Maoism and El Salvador

Louis N Proyect lnp3 at columbia.edu
Wed Sep 13 07:43:34 MDT 1995


Matt D.
-------
That the electoral left in Peru is impotent at best and not unlikely a wolf
in sheep's clothing:  We need only recall the example of Duarte in El
Salvador.  This valiant champion of legality and human rights, who was
himself imprisoned under the first junta, went on to become a pliant tool of
the psychopathic Salvadoran military and the Reagan administration.  The
legal "left" in Peru also collaborates with a regime that has proven beyond
any shadow of a doubt that it is unwilling and unable to curb the most
horrific human rights abuses perpetrated by a government against its own
people in the hemisphere if not the world.  How "left" is that?

Louis
-----
A systematic comparison of the struggles in Peru and El Salvador and the
solidarity movements that sprang up to support them is, in fact, very
instructive:

1. A more meaningful example of how to deal with the "enemy" in El
Salvador is Guillermo Ungo, the social democrat who was publicly associated
with the FDR in El Salvador, and not Duarte.
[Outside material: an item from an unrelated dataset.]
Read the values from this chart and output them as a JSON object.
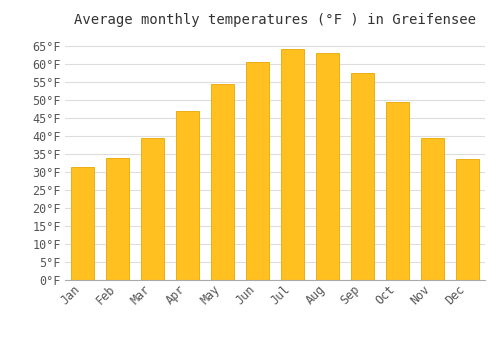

The Salvadoran
revolutionaries, unencumbered by Maoist sectarianism, were able to make
alliances with reformists such as Ungo. The Sendero would deal with
Peruvian versions of Ungo bureaucratically and violently.

2. CISPES developed in the United States as a broad-based solidarity
movement. I was a member of it for several years and it was my re-entry
into sane politics after 11 years of Trotskyite cultism. The solidarity
movement around Sendero is tightly controlled by Maoists and is mostly
a recruiting ground for their cults.

3. The tragedy about Sendero is not that it is ineffective. It is, on the
other hand, that they have actually tapped into the bitter resentment of
indigenous people who face class and racial oppression on a daily basis
but do not know how to lead this struggle to victory.

Hugo Blanco tapped into this powerful reservoir in the early 1960's, but
was hobbled by Trotskyite sectarianism. A revolutionary movement in Peru
would be forging links with established peasant's and worker's
organizations instead of building the equivalent of "united fronts from
below", the strategy of 3rd period ultraleft Stalinism. The reason
working people and peasants tend to orient to established organizations
is not simply that these organizations have "control" over their lives.
Until the oppressed have the wherewithal to create new institutions like
soviets, etc., they will tend to orient to existing bodies. By
counterposing new bodies totally under the control of Sendero to existing
"reformist" bodies, they make a classic sectarian mistake.